Il semblait être le “parfait” meurtrier du policier blanc de Savannah, en Géorgie, en 1989. La famille du policier, aussi bien que le système judiciaire dans son ensemble, restèrent aveugle aux évidences de l’innocence de Davis. Au cours des années, de nombreux témoins se rétractèrent (expliquant comment ils avaient subi des pressions de la police) : aucune vraie preuve contre l’accusé n’a jamais été ensuite présentée. Des campagnes internationales ont été lancées, mais rien ne pouvait changer la décision du tribunal. Innocent ou pas, il était trop tard : Davis devait mourir. Le moment de l’exécution ne devait rien au hasard : avant des élections, les politiciens et le système aiment à montrer qu’ils sont durs avec la criminalité. Les préoccupations électorales dictent l’orientation des affaires liées à la peine de mort. Un autre condamné a été tué la même nuit, et trois autres vont bientôt être exécutés. Quelle farce cynique, indigne et honteuse. Et ils appellent cela un système démocratique ?

Troy Davis était noir et pauvre. Dans l’actuel système légal américain, s’il se trouve que vous êtes arrêtés, ces deux caractéristiques suffisent presque à déterminer votre culpabilité. Le “doute raisonnable” est surtout au service des femmes et des hommes blancs, comme Casey Anthony, et de celui de citoyens riches et célèbres, comme O.J. Simpson ou Dominique Strauss-Kahn. Dans l’Amérique de Barack Obama, l’injustice envers les pauvres citoyens afro-américains semble être enracinée dans le système.

Cependant, au delà de ces faits bien connus, et de l’insupportable manque de justice et d’équité, l’application de la peine de mort est en soi choquante. Nos actuels systèmes judiciaires, tant en Orient qu’en Occident, sont si imparfaits, et manquent tellement d’équité et de transparence, que l’on se demande comment des citoyens et des peuples civilisés peuvent accepter que des êtres humains soient exécutés en leur nom, qu’ils soient innocents ou coupables d’ailleurs. Nous avons tellement à reformer, tellement à améliorer nos procédures que nos lacunes devraient toujours bénéficier à l’accusé. Il vaut bien mieux se tromper en sa faveur que de tuer par erreur.

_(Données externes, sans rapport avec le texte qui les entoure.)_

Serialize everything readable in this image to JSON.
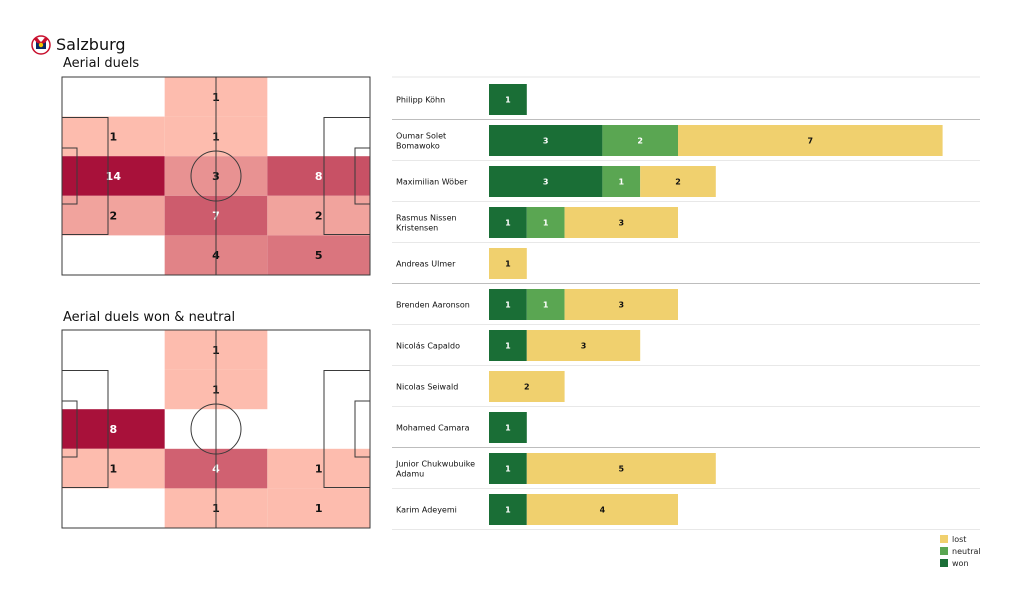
{
  "header": {
    "team": "Salzburg",
    "logo_icon": "salzburg-bull-crest-icon"
  },
  "colors": {
    "won": "#1a6e36",
    "neutral": "#5aa652",
    "lost": "#f0d06e",
    "heat_low": "#fdbcae",
    "heat_high": "#a8113a",
    "pitch_line": "#3a3a3a"
  },
  "chart_data": [
    {
      "type": "heatmap",
      "title": "Aerial duels",
      "rows": 5,
      "cols": 3,
      "values": [
        [
          null,
          1,
          null
        ],
        [
          1,
          1,
          null
        ],
        [
          14,
          3,
          8
        ],
        [
          2,
          7,
          2
        ],
        [
          null,
          4,
          5
        ]
      ]
    },
    {
      "type": "heatmap",
      "title": "Aerial duels won & neutral",
      "rows": 5,
      "cols": 3,
      "values": [
        [
          null,
          1,
          null
        ],
        [
          null,
          1,
          null
        ],
        [
          8,
          null,
          null
        ],
        [
          1,
          4,
          1
        ],
        [
          null,
          1,
          1
        ]
      ]
    },
    {
      "type": "bar",
      "orientation": "horizontal",
      "stacked": true,
      "categories": [
        "Philipp Köhn",
        "Oumar Solet Bomawoko",
        "Maximilian Wöber",
        "Rasmus Nissen Kristensen",
        "Andreas Ulmer",
        "Brenden  Aaronson",
        "Nicolás Capaldo",
        "Nicolas Seiwald",
        "Mohamed Camara",
        "Junior Chukwubuike Adamu",
        "Karim Adeyemi"
      ],
      "category_lines": [
        [
          "Philipp Köhn"
        ],
        [
          "Oumar Solet",
          "Bomawoko"
        ],
        [
          "Maximilian Wöber"
        ],
        [
          "Rasmus Nissen",
          "Kristensen"
        ],
        [
          "Andreas Ulmer"
        ],
        [
          "Brenden  Aaronson"
        ],
        [
          "Nicolás Capaldo"
        ],
        [
          "Nicolas Seiwald"
        ],
        [
          "Mohamed Camara"
        ],
        [
          "Junior Chukwubuike",
          "Adamu"
        ],
        [
          "Karim Adeyemi"
        ]
      ],
      "group_breaks_after": [
        0,
        4,
        8
      ],
      "series": [
        {
          "name": "won",
          "values": [
            1,
            3,
            3,
            1,
            0,
            1,
            1,
            0,
            1,
            1,
            1
          ]
        },
        {
          "name": "neutral",
          "values": [
            0,
            2,
            1,
            1,
            0,
            1,
            0,
            0,
            0,
            0,
            0
          ]
        },
        {
          "name": "lost",
          "values": [
            0,
            7,
            2,
            3,
            1,
            3,
            3,
            2,
            0,
            5,
            4
          ]
        }
      ],
      "legend": [
        "lost",
        "neutral",
        "won"
      ],
      "legend_position": "bottom-right"
    }
  ]
}
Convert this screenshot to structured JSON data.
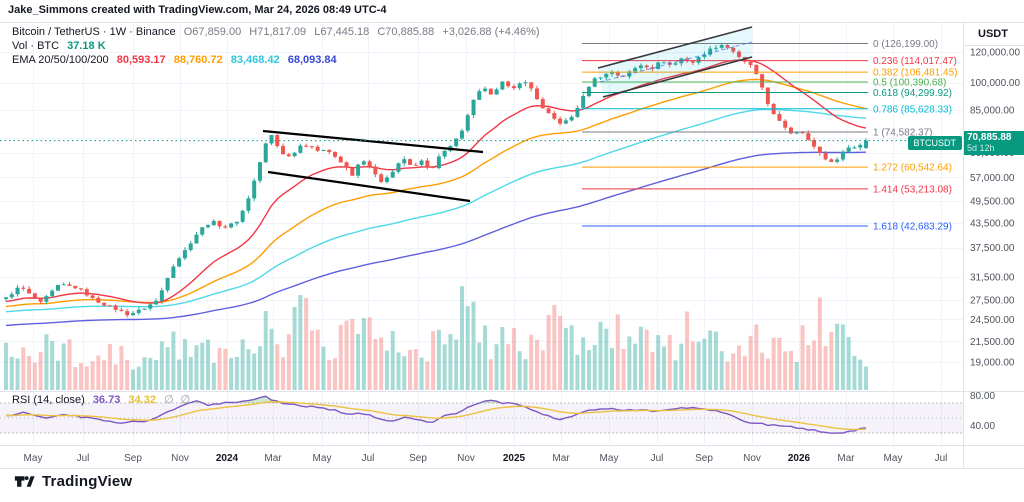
{
  "watermark": "Jake_Simmons created with TradingView.com, Mar 24, 2026 08:49 UTC-4",
  "header": {
    "symbol_line": "Bitcoin / TetherUS · 1W · Binance",
    "o": "O67,859.00",
    "h": "H71,817.09",
    "l": "L67,445.18",
    "c": "C70,885.88",
    "change": "+3,026.88 (+4.46%)",
    "vol_label": "Vol · BTC",
    "vol_value": "37.18 K",
    "ema_label": "EMA 20/50/100/200",
    "ema1": "80,593.17",
    "ema2": "88,760.72",
    "ema3": "83,468.42",
    "ema4": "68,093.84"
  },
  "rsi": {
    "label": "RSI (14, close)",
    "value": "36.73",
    "ma": "34.32",
    "icon1": "∅",
    "icon2": "∅"
  },
  "badges": {
    "symbol": "BTCUSDT",
    "price": "70,885.88",
    "countdown": "5d 12h"
  },
  "price_axis": {
    "currency": "USDT",
    "ticks": [
      [
        "120,000.00",
        120000
      ],
      [
        "100,000.00",
        100000
      ],
      [
        "85,000.00",
        85000
      ],
      [
        "72,000.00",
        72000
      ],
      [
        "66,000.00",
        66000
      ],
      [
        "57,000.00",
        57000
      ],
      [
        "49,500.00",
        49500
      ],
      [
        "43,500.00",
        43500
      ],
      [
        "37,500.00",
        37500
      ],
      [
        "31,500.00",
        31500
      ],
      [
        "27,500.00",
        27500
      ],
      [
        "24,500.00",
        24500
      ],
      [
        "21,500.00",
        21500
      ],
      [
        "19,000.00",
        19000
      ]
    ],
    "rsi_ticks": [
      [
        "80.00",
        80
      ],
      [
        "40.00",
        40
      ]
    ]
  },
  "time_axis": [
    [
      "May",
      33,
      0
    ],
    [
      "Jul",
      83,
      0
    ],
    [
      "Sep",
      133,
      0
    ],
    [
      "Nov",
      180,
      0
    ],
    [
      "2024",
      227,
      1
    ],
    [
      "Mar",
      273,
      0
    ],
    [
      "May",
      322,
      0
    ],
    [
      "Jul",
      368,
      0
    ],
    [
      "Sep",
      418,
      0
    ],
    [
      "Nov",
      466,
      0
    ],
    [
      "2025",
      514,
      1
    ],
    [
      "Mar",
      561,
      0
    ],
    [
      "May",
      609,
      0
    ],
    [
      "Jul",
      657,
      0
    ],
    [
      "Sep",
      704,
      0
    ],
    [
      "Nov",
      752,
      0
    ],
    [
      "2026",
      799,
      1
    ],
    [
      "Mar",
      846,
      0
    ],
    [
      "May",
      893,
      0
    ],
    [
      "Jul",
      941,
      0
    ]
  ],
  "footer": {
    "brand": "TradingView"
  },
  "colors": {
    "up": "#2aa79a",
    "down": "#f05650",
    "vol_up": "rgba(42,167,154,0.42)",
    "vol_down": "rgba(240,86,80,0.35)",
    "ema20": "#f23645",
    "ema50": "#ff9d00",
    "ema100": "#4fd8e8",
    "ema200": "#5f5fde",
    "rsi": "#7e57c2",
    "rsi_ma": "#edc240",
    "accent": "#089981",
    "grid": "#f0f3fa",
    "border": "#e0e3eb",
    "text_gray": "#787b86",
    "text_dark": "#131722"
  },
  "chart_data": {
    "type": "candlestick",
    "symbol": "Bitcoin / TetherUS (BTCUSDT)",
    "exchange": "Binance",
    "interval": "1W",
    "scale": "log",
    "current_candle": {
      "open": 67859.0,
      "high": 71817.09,
      "low": 67445.18,
      "close": 70885.88,
      "change_abs": 3026.88,
      "change_pct": 4.46,
      "time_left": "5d 12h"
    },
    "volume_btc": "37.18 K",
    "ema_values": {
      "ema20": 80593.17,
      "ema50": 88760.72,
      "ema100": 83468.42,
      "ema200": 68093.84
    },
    "rsi_values": {
      "rsi14": 36.73,
      "rsi_ma": 34.32,
      "overbought": 70,
      "oversold": 30
    },
    "fib_levels": [
      {
        "label": "0 (126,199.00)",
        "level": 0,
        "price": 126199.0,
        "color": "#787b86"
      },
      {
        "label": "0.236 (114,017.47)",
        "level": 0.236,
        "price": 114017.47,
        "color": "#f23645"
      },
      {
        "label": "0.382 (106,481.45)",
        "level": 0.382,
        "price": 106481.45,
        "color": "#ff9d00"
      },
      {
        "label": "0.5 (100,390.68)",
        "level": 0.5,
        "price": 100390.68,
        "color": "#4caf50"
      },
      {
        "label": "0.618 (94,299.92)",
        "level": 0.618,
        "price": 94299.92,
        "color": "#089981"
      },
      {
        "label": "0.786 (85,628.33)",
        "level": 0.786,
        "price": 85628.33,
        "color": "#00bcd4"
      },
      {
        "label": "1 (74,582.37)",
        "level": 1,
        "price": 74582.37,
        "color": "#787b86"
      },
      {
        "label": "1.272 (60,542.64)",
        "level": 1.272,
        "price": 60542.64,
        "color": "#ff9d00"
      },
      {
        "label": "1.414 (53,213.08)",
        "level": 1.414,
        "price": 53213.08,
        "color": "#f23645"
      },
      {
        "label": "1.618 (42,683.29)",
        "level": 1.618,
        "price": 42683.29,
        "color": "#2962ff"
      }
    ],
    "price_path": [
      [
        6,
        27800
      ],
      [
        20,
        29800
      ],
      [
        40,
        26900
      ],
      [
        60,
        30200
      ],
      [
        78,
        29500
      ],
      [
        95,
        27400
      ],
      [
        112,
        26300
      ],
      [
        128,
        25200
      ],
      [
        142,
        26000
      ],
      [
        158,
        27500
      ],
      [
        172,
        33400
      ],
      [
        186,
        37200
      ],
      [
        200,
        41800
      ],
      [
        212,
        43900
      ],
      [
        224,
        42300
      ],
      [
        236,
        43600
      ],
      [
        246,
        48200
      ],
      [
        256,
        57500
      ],
      [
        266,
        69800
      ],
      [
        272,
        73400
      ],
      [
        280,
        66200
      ],
      [
        290,
        64300
      ],
      [
        300,
        68800
      ],
      [
        310,
        69300
      ],
      [
        318,
        66100
      ],
      [
        326,
        67900
      ],
      [
        334,
        64800
      ],
      [
        344,
        61200
      ],
      [
        352,
        57300
      ],
      [
        362,
        63800
      ],
      [
        372,
        59400
      ],
      [
        382,
        54900
      ],
      [
        392,
        58300
      ],
      [
        402,
        64400
      ],
      [
        412,
        60200
      ],
      [
        422,
        62700
      ],
      [
        432,
        59800
      ],
      [
        442,
        66300
      ],
      [
        452,
        68800
      ],
      [
        462,
        74800
      ],
      [
        472,
        88500
      ],
      [
        482,
        96800
      ],
      [
        492,
        93500
      ],
      [
        502,
        100500
      ],
      [
        512,
        95300
      ],
      [
        522,
        101800
      ],
      [
        532,
        96200
      ],
      [
        542,
        85900
      ],
      [
        552,
        81300
      ],
      [
        562,
        78200
      ],
      [
        572,
        81700
      ],
      [
        582,
        90500
      ],
      [
        592,
        101500
      ],
      [
        602,
        104200
      ],
      [
        612,
        106500
      ],
      [
        622,
        103200
      ],
      [
        632,
        107800
      ],
      [
        642,
        111500
      ],
      [
        652,
        108800
      ],
      [
        662,
        114200
      ],
      [
        672,
        110300
      ],
      [
        682,
        115800
      ],
      [
        692,
        112400
      ],
      [
        702,
        117800
      ],
      [
        712,
        122800
      ],
      [
        722,
        125400
      ],
      [
        732,
        121500
      ],
      [
        742,
        113500
      ],
      [
        752,
        110800
      ],
      [
        760,
        99500
      ],
      [
        768,
        88000
      ],
      [
        776,
        81500
      ],
      [
        784,
        76500
      ],
      [
        792,
        73800
      ],
      [
        800,
        75600
      ],
      [
        808,
        71800
      ],
      [
        816,
        67200
      ],
      [
        824,
        63900
      ],
      [
        832,
        62300
      ],
      [
        840,
        64500
      ],
      [
        848,
        68600
      ],
      [
        856,
        67859
      ],
      [
        866,
        70885.88
      ]
    ],
    "rsi_path": [
      [
        6,
        53
      ],
      [
        25,
        57
      ],
      [
        45,
        50
      ],
      [
        65,
        54
      ],
      [
        85,
        51
      ],
      [
        105,
        46
      ],
      [
        122,
        44
      ],
      [
        140,
        45
      ],
      [
        155,
        49
      ],
      [
        170,
        60
      ],
      [
        185,
        69
      ],
      [
        198,
        72
      ],
      [
        210,
        67
      ],
      [
        224,
        70
      ],
      [
        238,
        71
      ],
      [
        252,
        74
      ],
      [
        266,
        78
      ],
      [
        278,
        71
      ],
      [
        292,
        68
      ],
      [
        306,
        66
      ],
      [
        320,
        64
      ],
      [
        334,
        61
      ],
      [
        348,
        54
      ],
      [
        362,
        57
      ],
      [
        376,
        50
      ],
      [
        390,
        46
      ],
      [
        404,
        50
      ],
      [
        418,
        47
      ],
      [
        432,
        45
      ],
      [
        446,
        53
      ],
      [
        460,
        58
      ],
      [
        474,
        68
      ],
      [
        488,
        73
      ],
      [
        502,
        70
      ],
      [
        516,
        68
      ],
      [
        530,
        63
      ],
      [
        544,
        54
      ],
      [
        558,
        48
      ],
      [
        572,
        52
      ],
      [
        586,
        60
      ],
      [
        600,
        63
      ],
      [
        614,
        62
      ],
      [
        628,
        60
      ],
      [
        642,
        62
      ],
      [
        656,
        58
      ],
      [
        670,
        61
      ],
      [
        684,
        63
      ],
      [
        698,
        64
      ],
      [
        712,
        60
      ],
      [
        726,
        57
      ],
      [
        740,
        48
      ],
      [
        754,
        43
      ],
      [
        768,
        41
      ],
      [
        782,
        40
      ],
      [
        796,
        37
      ],
      [
        810,
        34
      ],
      [
        822,
        32
      ],
      [
        834,
        30
      ],
      [
        844,
        31
      ],
      [
        854,
        34
      ],
      [
        866,
        36.73
      ]
    ],
    "volume_envelope": [
      [
        6,
        45
      ],
      [
        30,
        38
      ],
      [
        55,
        42
      ],
      [
        80,
        36
      ],
      [
        105,
        33
      ],
      [
        130,
        34
      ],
      [
        155,
        32
      ],
      [
        175,
        44
      ],
      [
        195,
        48
      ],
      [
        215,
        40
      ],
      [
        235,
        36
      ],
      [
        252,
        50
      ],
      [
        268,
        58
      ],
      [
        282,
        50
      ],
      [
        296,
        78
      ],
      [
        306,
        86
      ],
      [
        318,
        56
      ],
      [
        334,
        46
      ],
      [
        350,
        52
      ],
      [
        366,
        56
      ],
      [
        382,
        48
      ],
      [
        398,
        44
      ],
      [
        414,
        50
      ],
      [
        430,
        42
      ],
      [
        448,
        46
      ],
      [
        464,
        82
      ],
      [
        478,
        56
      ],
      [
        492,
        50
      ],
      [
        506,
        58
      ],
      [
        522,
        48
      ],
      [
        538,
        54
      ],
      [
        552,
        76
      ],
      [
        566,
        50
      ],
      [
        582,
        56
      ],
      [
        598,
        48
      ],
      [
        614,
        60
      ],
      [
        630,
        52
      ],
      [
        646,
        48
      ],
      [
        662,
        56
      ],
      [
        678,
        48
      ],
      [
        692,
        64
      ],
      [
        708,
        50
      ],
      [
        724,
        46
      ],
      [
        740,
        52
      ],
      [
        756,
        56
      ],
      [
        772,
        44
      ],
      [
        788,
        40
      ],
      [
        804,
        50
      ],
      [
        816,
        72
      ],
      [
        828,
        60
      ],
      [
        840,
        54
      ],
      [
        852,
        40
      ],
      [
        863,
        26
      ]
    ],
    "annotations": {
      "descending_channel": {
        "upper": [
          [
            263,
            131
          ],
          [
            483,
            152
          ]
        ],
        "lower": [
          [
            268,
            172
          ],
          [
            470,
            201
          ]
        ],
        "color": "#000000"
      },
      "rising_channel": {
        "upper": [
          [
            598,
            68
          ],
          [
            752,
            27
          ]
        ],
        "lower": [
          [
            603,
            97
          ],
          [
            752,
            57
          ]
        ],
        "midline": [
          [
            600,
            82
          ],
          [
            752,
            42
          ]
        ],
        "line_color": "#37383d",
        "fill": "rgba(0,188,212,0.10)",
        "mid_color": "#2962ff"
      }
    },
    "ema_seeds": {
      "ema20": 27200,
      "ema50": 26400,
      "ema100": 25600,
      "ema200": 23600
    }
  }
}
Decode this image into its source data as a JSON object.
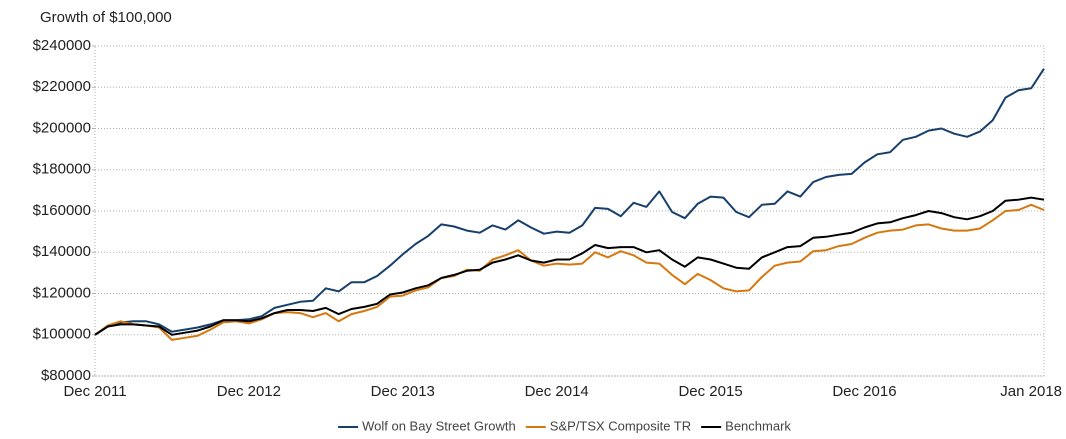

L’été dernier, nous avons été témoin d’un tel cas. Dix jours après le 11 Septembre, 2001, Mark Stroman a attaqué trois personnes qu’il pensait être musulmanes (l’une d’elles ne l’était pas), tuant deux d’entre elles. La troisième, un musulman américain originaire du Bangladesh, Rais Bhuiyan, fit semblant d’être mort et il survécut à l’agression. Stroman fut arrêté puis condamné à la mort. Il passa près de dix ans dans le couloir de la mort. Pendant ces dix ans, celui qui aurait dû être sa victime, Rais, tenta de préserver sa vie, en lui offrant son pardon et en demandant au pouvoir judiciaire d’arrêter sa machine infernale afin de le sauver. En dépit de l’engagement personnel de Rais, Stroman fut exécuté le 21 Juillet 2011 au Texas. Durant toutes ces années, Mark Stroman s’était profondément excusé et, par la force des choses, était devenu un autre homme lorsqu’il quitta ce monde. Rais Bhuiyan a été le vrai visage de la dignité et de la compassion, et, de fait, la personnification de la manière dont les valeurs islamiques et spirituelles peuvent transformer un cœur généreux. Cela est un bel exemple, bien plus profond et plus authentique de ce que l’islam représente, que les récentes exécutions en Arabie saoudite, par décapitation d’un soi-disant exorciste, ou en Iran, par pendaison d’un homme du haut d’une grue (comme c’est arrivé il y a quelques semaines). Le fait que ces deux sentences ont été produites par des systèmes judiciaires opaques, dans des pays où ni l’accusé ni son avocat (en assumant que l’accusé aie même droit à un avocat indépendant) ne peuvent se défendre correctement, ne fait qu’ajouter à la honte.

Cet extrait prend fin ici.